Chelsea Jacobs, prevention educator and advocate for ATVP, brought the Palouse Team Council, a high school student group that gives workshops throughout the community.

Jacobs also thanked the city and partners for their efforts to prevent domestic violence and help victims.

“[I] proclaim October as domestic violence awareness month for the City of Pullman and urge all residents to give up being bystanders and speak up at any time against domestic violence,” Mayor Glenn Johnson said.

CAROLYNN CLAREY
Mayor Glenn Johnson discusses the impact the new portable stage has on the community on Tuesday night at Pullman City Hall. Mike Urban, Pullman finance and administration services director, said the stage would cost approximately $158,000.

Scott Adams, CEO of Pullman Regional Hospital, and Jeff Elbracht, director of facilities and finance for WSU University Recreation, gave a joint presentation on the New Era of Excellence bond, which is on the upcoming ballot.

Elbracht said the two focuses of the bond are the electronic medical record system and the 45,000 square feet of new land for outpatient services.

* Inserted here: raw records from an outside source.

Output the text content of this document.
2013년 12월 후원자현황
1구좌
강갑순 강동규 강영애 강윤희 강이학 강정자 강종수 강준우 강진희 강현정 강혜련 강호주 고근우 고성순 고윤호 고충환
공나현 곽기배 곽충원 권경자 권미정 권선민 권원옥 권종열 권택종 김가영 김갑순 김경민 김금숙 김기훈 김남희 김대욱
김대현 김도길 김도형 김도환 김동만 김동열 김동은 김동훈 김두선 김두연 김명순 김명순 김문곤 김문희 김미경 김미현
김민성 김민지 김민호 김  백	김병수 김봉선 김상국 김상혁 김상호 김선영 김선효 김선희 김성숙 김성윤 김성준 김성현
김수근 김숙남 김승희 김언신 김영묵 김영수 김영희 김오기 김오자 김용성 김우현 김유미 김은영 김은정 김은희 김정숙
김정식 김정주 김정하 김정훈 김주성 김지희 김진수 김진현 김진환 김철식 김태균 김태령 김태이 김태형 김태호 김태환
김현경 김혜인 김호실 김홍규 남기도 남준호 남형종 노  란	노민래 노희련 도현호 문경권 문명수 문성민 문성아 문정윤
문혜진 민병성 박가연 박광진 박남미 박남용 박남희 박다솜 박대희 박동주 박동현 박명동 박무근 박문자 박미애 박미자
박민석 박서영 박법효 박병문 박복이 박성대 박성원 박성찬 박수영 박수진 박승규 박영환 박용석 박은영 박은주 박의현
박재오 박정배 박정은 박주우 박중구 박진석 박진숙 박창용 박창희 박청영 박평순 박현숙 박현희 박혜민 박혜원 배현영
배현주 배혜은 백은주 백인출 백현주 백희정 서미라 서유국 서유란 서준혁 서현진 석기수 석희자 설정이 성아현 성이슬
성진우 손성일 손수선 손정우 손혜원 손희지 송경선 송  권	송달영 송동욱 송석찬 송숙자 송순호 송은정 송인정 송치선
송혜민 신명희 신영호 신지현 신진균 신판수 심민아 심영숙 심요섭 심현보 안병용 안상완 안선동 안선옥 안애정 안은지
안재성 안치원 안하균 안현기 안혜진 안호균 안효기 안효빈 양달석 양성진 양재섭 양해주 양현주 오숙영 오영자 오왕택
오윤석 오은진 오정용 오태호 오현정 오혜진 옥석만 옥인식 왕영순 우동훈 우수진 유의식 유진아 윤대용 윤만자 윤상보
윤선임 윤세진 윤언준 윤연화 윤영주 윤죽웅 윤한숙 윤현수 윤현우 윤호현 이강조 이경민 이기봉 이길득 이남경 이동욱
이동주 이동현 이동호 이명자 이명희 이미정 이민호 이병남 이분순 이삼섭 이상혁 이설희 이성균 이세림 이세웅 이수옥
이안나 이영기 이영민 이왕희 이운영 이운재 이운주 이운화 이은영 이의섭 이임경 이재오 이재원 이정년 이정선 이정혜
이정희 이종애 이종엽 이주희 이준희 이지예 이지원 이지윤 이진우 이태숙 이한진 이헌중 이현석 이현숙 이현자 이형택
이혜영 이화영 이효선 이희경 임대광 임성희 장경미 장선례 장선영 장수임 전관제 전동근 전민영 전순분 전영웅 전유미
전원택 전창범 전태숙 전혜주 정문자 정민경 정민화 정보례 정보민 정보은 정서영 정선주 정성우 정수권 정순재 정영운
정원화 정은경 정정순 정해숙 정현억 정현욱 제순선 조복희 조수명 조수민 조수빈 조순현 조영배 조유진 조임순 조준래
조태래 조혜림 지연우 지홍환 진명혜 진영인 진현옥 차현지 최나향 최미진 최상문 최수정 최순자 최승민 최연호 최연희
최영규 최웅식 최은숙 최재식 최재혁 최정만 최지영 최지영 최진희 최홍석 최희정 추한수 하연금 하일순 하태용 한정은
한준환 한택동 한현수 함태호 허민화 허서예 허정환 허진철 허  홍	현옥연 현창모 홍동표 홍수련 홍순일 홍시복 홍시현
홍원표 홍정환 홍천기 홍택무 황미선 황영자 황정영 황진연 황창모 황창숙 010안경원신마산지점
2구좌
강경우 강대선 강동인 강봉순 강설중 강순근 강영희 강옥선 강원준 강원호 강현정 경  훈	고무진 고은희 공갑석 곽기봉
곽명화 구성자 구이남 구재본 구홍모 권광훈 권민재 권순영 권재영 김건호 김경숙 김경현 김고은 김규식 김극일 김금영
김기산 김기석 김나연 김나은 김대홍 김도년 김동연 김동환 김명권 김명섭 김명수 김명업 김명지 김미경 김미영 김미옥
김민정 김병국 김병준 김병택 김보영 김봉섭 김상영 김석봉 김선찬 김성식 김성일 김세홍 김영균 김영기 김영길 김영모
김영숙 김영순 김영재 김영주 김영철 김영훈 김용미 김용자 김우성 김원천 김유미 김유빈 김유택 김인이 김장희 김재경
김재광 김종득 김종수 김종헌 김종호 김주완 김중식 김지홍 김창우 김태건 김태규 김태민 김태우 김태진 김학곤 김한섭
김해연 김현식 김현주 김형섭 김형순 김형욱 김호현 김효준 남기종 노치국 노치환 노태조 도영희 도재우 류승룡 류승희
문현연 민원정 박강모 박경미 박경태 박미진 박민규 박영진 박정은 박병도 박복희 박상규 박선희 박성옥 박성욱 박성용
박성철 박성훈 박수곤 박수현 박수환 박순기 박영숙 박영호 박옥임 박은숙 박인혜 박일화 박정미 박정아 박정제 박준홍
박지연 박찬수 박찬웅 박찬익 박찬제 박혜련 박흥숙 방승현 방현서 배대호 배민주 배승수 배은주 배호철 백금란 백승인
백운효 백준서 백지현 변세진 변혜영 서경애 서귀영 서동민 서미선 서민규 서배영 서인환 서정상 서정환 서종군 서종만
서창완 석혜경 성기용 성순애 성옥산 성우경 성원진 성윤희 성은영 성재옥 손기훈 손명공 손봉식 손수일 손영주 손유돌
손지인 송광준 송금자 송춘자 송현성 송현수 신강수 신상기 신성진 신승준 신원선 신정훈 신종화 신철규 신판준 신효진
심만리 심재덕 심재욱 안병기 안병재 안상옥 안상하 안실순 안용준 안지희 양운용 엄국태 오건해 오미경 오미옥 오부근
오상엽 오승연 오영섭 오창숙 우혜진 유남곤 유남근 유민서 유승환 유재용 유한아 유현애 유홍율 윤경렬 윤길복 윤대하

Adams said the cost to property owners would be 99 cents per $1,000 of assessed property value. He said similar to the current bond that is near retirement, the amount taxed will likely decrease as property values increase in Pullman.

Mike Urban, Pullman finance and administration services director, said the city council should accept a bid from Century Industries LLC to build a portable stage that can be used at events like the Fourth of July or Lentil Festivals.

He previously suggested they decline a bid from Century Industries LLC because it was beyond the funds available for the project, he said. However, after they declined and put out a second bid, the same company was the only one that responded.

He said the portable stage will cost approximately $158,000 and he is doing what he can to save money with things like having the company deliver the stage.

City attorney Laura McAloon prepared a memo for councilmembers that explained what powers the city has over nuisance regulation.

Councilmember Eileen MacColl said the city should address residents’ concerns with downtown business nuisances, which include unsightliness.

Several councilmembers expressed interest in making new regulations for nuisances and said they needed time to read the memo and make informed decisions.